Have you checked in the backup what format the time was stored?
All the timestamps in the source database are in AEDT, which seems odd. The backup is just an psql dump, and the timestamps are in timestamp without timezone as per the schema:
COPY public.tc_events (id, type, eventtime, deviceid, positionid, geofenceid, attributes, maintenanceid) FROM stdin;
1 deviceOnline 2024-10-29 20:27:40.878 3 \N \N {} \N
2 deviceOnline 2024-10-29 20:28:00.672 1 \N \N {} \N
...
41831 deviceOnline 2025-02-22 21:31:20.143 13 \N \N {} \N
41832 deviceOnline 2025-02-22 21:31:43.685 4 \N \N {} \N
21:31 local time is just before the old server was stopped and the backup taken.

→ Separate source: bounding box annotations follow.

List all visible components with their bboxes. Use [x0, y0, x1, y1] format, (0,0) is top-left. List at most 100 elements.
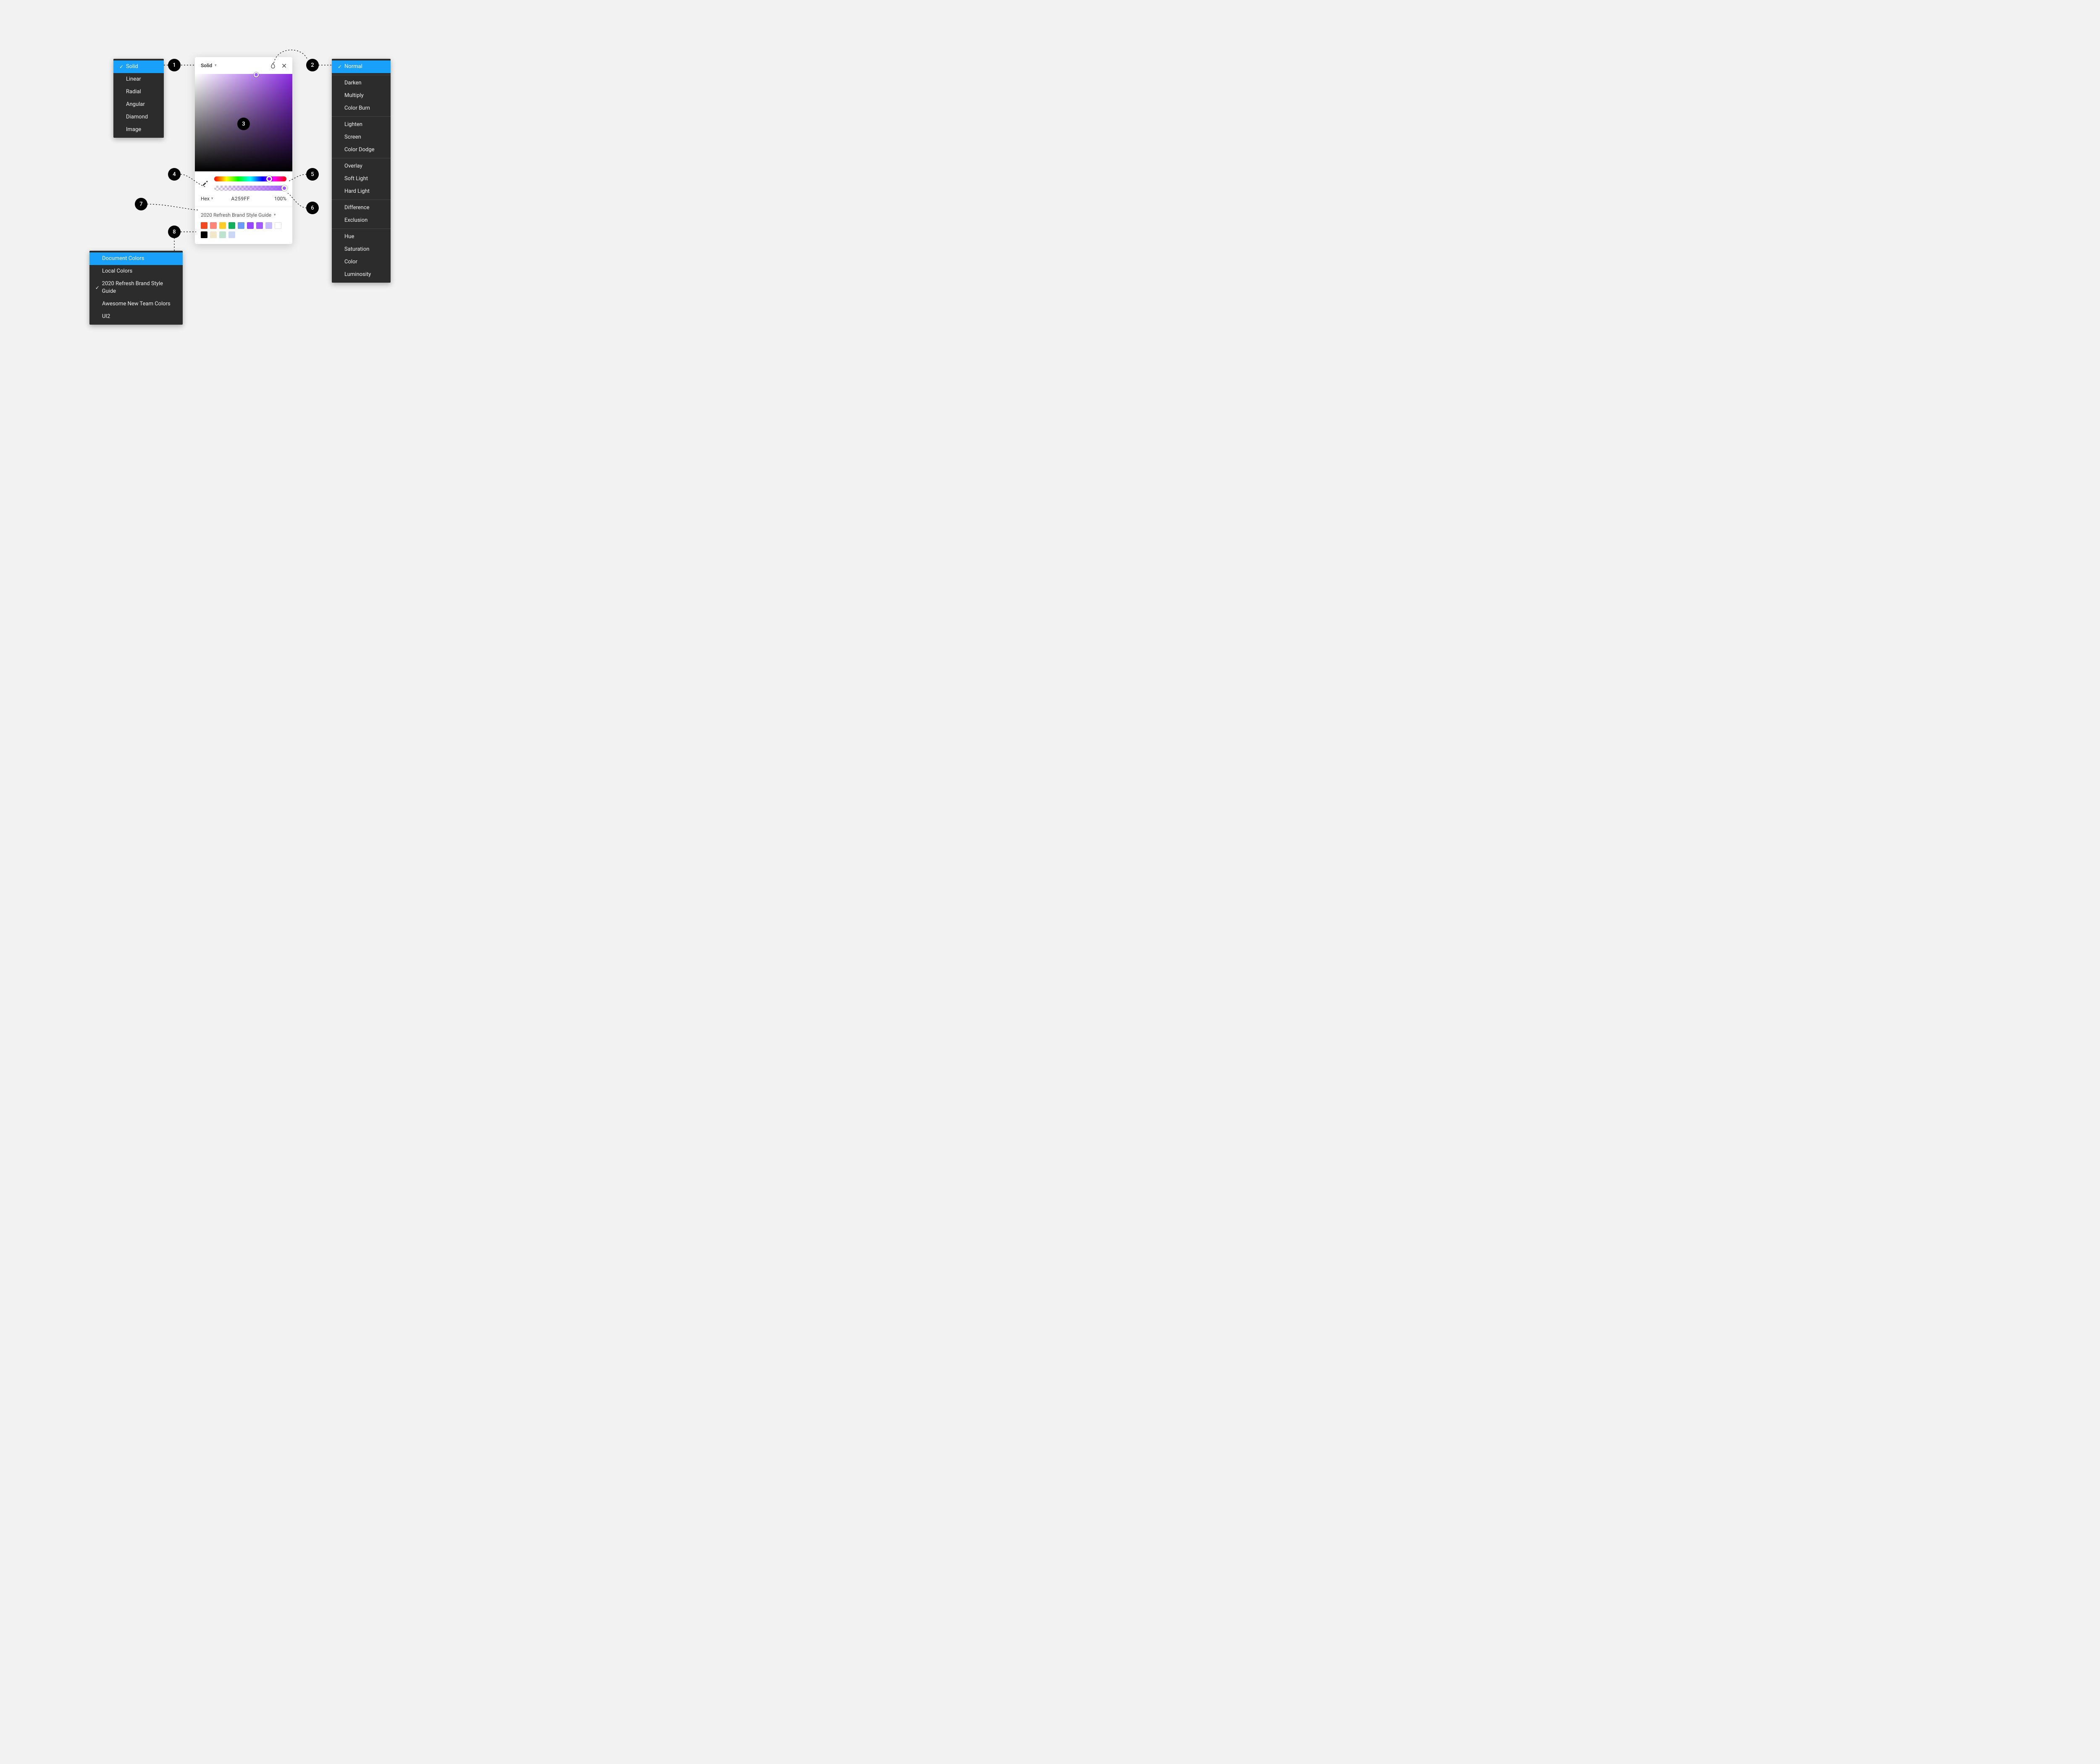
blend-option-soft-light[interactable]: Soft Light — [332, 173, 391, 185]
blend-label: Saturation — [344, 246, 369, 253]
fill-type-option-image[interactable]: Image — [113, 123, 164, 136]
blend-option-difference[interactable]: Difference — [332, 202, 391, 214]
chevron-down-icon: ▾ — [215, 63, 217, 68]
fill-type-option-radial[interactable]: Radial — [113, 86, 164, 98]
library-dropdown[interactable]: 2020 Refresh Brand Style Guide ▾ — [201, 212, 286, 218]
fill-type-option-solid[interactable]: Solid — [113, 60, 164, 73]
menu-divider — [332, 116, 391, 117]
library-selected-label: 2020 Refresh Brand Style Guide — [201, 212, 271, 218]
color-swatch[interactable] — [247, 222, 254, 229]
eyedropper-button[interactable] — [201, 176, 209, 190]
blend-option-multiply[interactable]: Multiply — [332, 89, 391, 102]
library-label: 2020 Refresh Brand Style Guide — [102, 280, 177, 295]
blend-mode-button[interactable] — [269, 61, 277, 70]
sv-handle[interactable] — [254, 72, 259, 77]
annotation-badge: 5 — [306, 168, 319, 181]
blend-option-lighten[interactable]: Lighten — [332, 118, 391, 131]
blend-option-exclusion[interactable]: Exclusion — [332, 214, 391, 227]
fill-type-label: Radial — [126, 88, 141, 96]
close-icon — [281, 63, 287, 68]
blend-option-screen[interactable]: Screen — [332, 131, 391, 144]
library-option-ui2[interactable]: UI2 — [89, 310, 183, 323]
blend-option-color-burn[interactable]: Color Burn — [332, 102, 391, 115]
blend-option-normal[interactable]: Normal — [332, 60, 391, 73]
blend-mode-menu: Normal Darken Multiply Color Burn Lighte… — [332, 59, 391, 283]
blend-option-hard-light[interactable]: Hard Light — [332, 185, 391, 198]
blend-label: Hard Light — [344, 188, 370, 195]
annotation-badge: 7 — [135, 198, 147, 210]
close-button[interactable] — [280, 61, 288, 70]
color-picker-panel: Solid ▾ — [195, 57, 292, 244]
library-label: UI2 — [102, 313, 110, 320]
fill-type-menu: Solid Linear Radial Angular Diamond Imag… — [113, 59, 164, 138]
blend-label: Hue — [344, 233, 354, 241]
color-swatch[interactable] — [275, 222, 281, 229]
color-swatch[interactable] — [238, 222, 244, 229]
picker-header: Solid ▾ — [195, 57, 292, 74]
blend-label: Luminosity — [344, 271, 371, 278]
library-option-local-colors[interactable]: Local Colors — [89, 265, 183, 278]
blend-option-luminosity[interactable]: Luminosity — [332, 268, 391, 281]
fill-type-label: Diamond — [126, 113, 148, 121]
blend-option-saturation[interactable]: Saturation — [332, 243, 391, 256]
fill-type-label: Linear — [126, 76, 141, 83]
blend-label: Color Burn — [344, 105, 370, 112]
fill-type-label: Image — [126, 126, 141, 134]
blend-option-overlay[interactable]: Overlay — [332, 160, 391, 173]
blend-label: Darken — [344, 79, 362, 87]
hex-input[interactable]: A259FF — [216, 196, 265, 202]
color-swatch[interactable] — [201, 222, 207, 229]
library-label: Awesome New Team Colors — [102, 300, 171, 308]
color-swatch[interactable] — [228, 222, 235, 229]
color-swatch[interactable] — [219, 231, 226, 238]
color-mode-dropdown[interactable]: Hex ▾ — [201, 196, 213, 202]
opacity-slider[interactable] — [214, 186, 286, 191]
fill-type-label: Angular — [126, 101, 145, 108]
library-option-document-colors[interactable]: Document Colors — [89, 252, 183, 265]
blend-option-color-dodge[interactable]: Color Dodge — [332, 144, 391, 156]
chevron-down-icon: ▾ — [274, 213, 276, 217]
check-icon — [118, 63, 125, 71]
annotation-badge: 6 — [306, 202, 319, 214]
fill-type-option-diamond[interactable]: Diamond — [113, 111, 164, 123]
annotation-badge: 1 — [168, 59, 181, 71]
fill-type-option-angular[interactable]: Angular — [113, 98, 164, 111]
swatch-library-section: 2020 Refresh Brand Style Guide ▾ — [195, 207, 292, 244]
blend-label: Color — [344, 258, 357, 266]
library-label: Local Colors — [102, 268, 132, 275]
paint-type-dropdown[interactable]: Solid — [201, 63, 212, 68]
check-icon — [336, 63, 344, 71]
blend-label: Soft Light — [344, 175, 368, 183]
blend-option-darken[interactable]: Darken — [332, 77, 391, 89]
check-icon — [94, 284, 101, 291]
color-mode-label: Hex — [201, 196, 210, 202]
blend-label: Difference — [344, 204, 370, 212]
eyedropper-icon — [202, 180, 208, 187]
blend-option-color[interactable]: Color — [332, 256, 391, 268]
library-option-brand-guide[interactable]: 2020 Refresh Brand Style Guide — [89, 278, 183, 298]
blend-label: Screen — [344, 134, 361, 141]
fill-type-option-linear[interactable]: Linear — [113, 73, 164, 86]
blend-label: Lighten — [344, 121, 362, 129]
color-swatch[interactable] — [265, 222, 272, 229]
hue-handle[interactable] — [266, 176, 272, 182]
color-swatch[interactable] — [228, 231, 235, 238]
color-swatch[interactable] — [256, 222, 263, 229]
blend-label: Exclusion — [344, 217, 368, 224]
swatch-grid — [201, 222, 286, 238]
color-swatch[interactable] — [219, 222, 226, 229]
blend-option-hue[interactable]: Hue — [332, 231, 391, 243]
hue-slider[interactable] — [214, 176, 286, 181]
blend-label: Overlay — [344, 163, 362, 170]
annotation-badge: 4 — [168, 168, 181, 181]
opacity-input[interactable]: 100% — [268, 196, 286, 202]
annotation-badge: 3 — [237, 118, 250, 130]
color-swatch[interactable] — [201, 231, 207, 238]
library-label: Document Colors — [102, 255, 144, 262]
fill-type-label: Solid — [126, 63, 138, 71]
library-option-team-colors[interactable]: Awesome New Team Colors — [89, 298, 183, 310]
color-swatch[interactable] — [210, 231, 217, 238]
annotation-badge: 8 — [168, 226, 181, 238]
opacity-handle[interactable] — [281, 185, 287, 191]
color-swatch[interactable] — [210, 222, 217, 229]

as far as I can see, though, traccar expects all times to be in UTC, which makes sense. we can update the timestamps so they are in UTC, and everything works as expected.
so the question really is, how is it working on the old server when the timestamps are in local time (AEDT)?
It probably works because timezone of the server matches timezone of the database.
Yeah, that's what I suspected, though oddly, the time zone in the source docker container is UTC (the upstream docker hub container image has no timezone data installed).
I'm sure there is more going on here, but no matter - timestamps in the database being UTC makes more sense, anyway, given users could be anywhere.
Our existing service is installed on an unRAID server, with separate Docker Containers for Traccar (6.6) and PostgreSQL. We just attempted to move our service to Amazon EC2 (running Docker, for Traccar 6.6) and Amazon RDS (for PostgreSQL), and all the timestamps are reported 11 hours ahead.
For the local install on unRAID, all of the timestamps in the database locally have been written - and I don't know why - as local time (AEDT). The unRAID server is set to AEDT. The Docker Container for my local instance is UTC. The PostgreSQL container is set to AEDT. These were all defaults.
The Traccar server portal has the time zone set to Australia/Melbourne. Everything here works, with no issues.
When we backed up the database and imported it into Amazon RDS, and installed Traccar in Docker on our EC2 instance (with our traccar.xml file), Traccar suddenly showed all time stamps as 11 hours in the future. All device statuses were set to "in XX hours". As vehicles were driving around and uploading their records, their data was being imported into the database in raw UTC now, so the web portal did not update any real-time data because, as far as it was concerned, these were historical records, because they are older than the "latest" record, which appears to be in the future.
I don't get this. Why did Traccar (installed initially on version 6.5) store everything in local time but not have any issues even if the time zone in the web portal is set to Australia/Melbourne? Shouldn't it have gotten completely confused?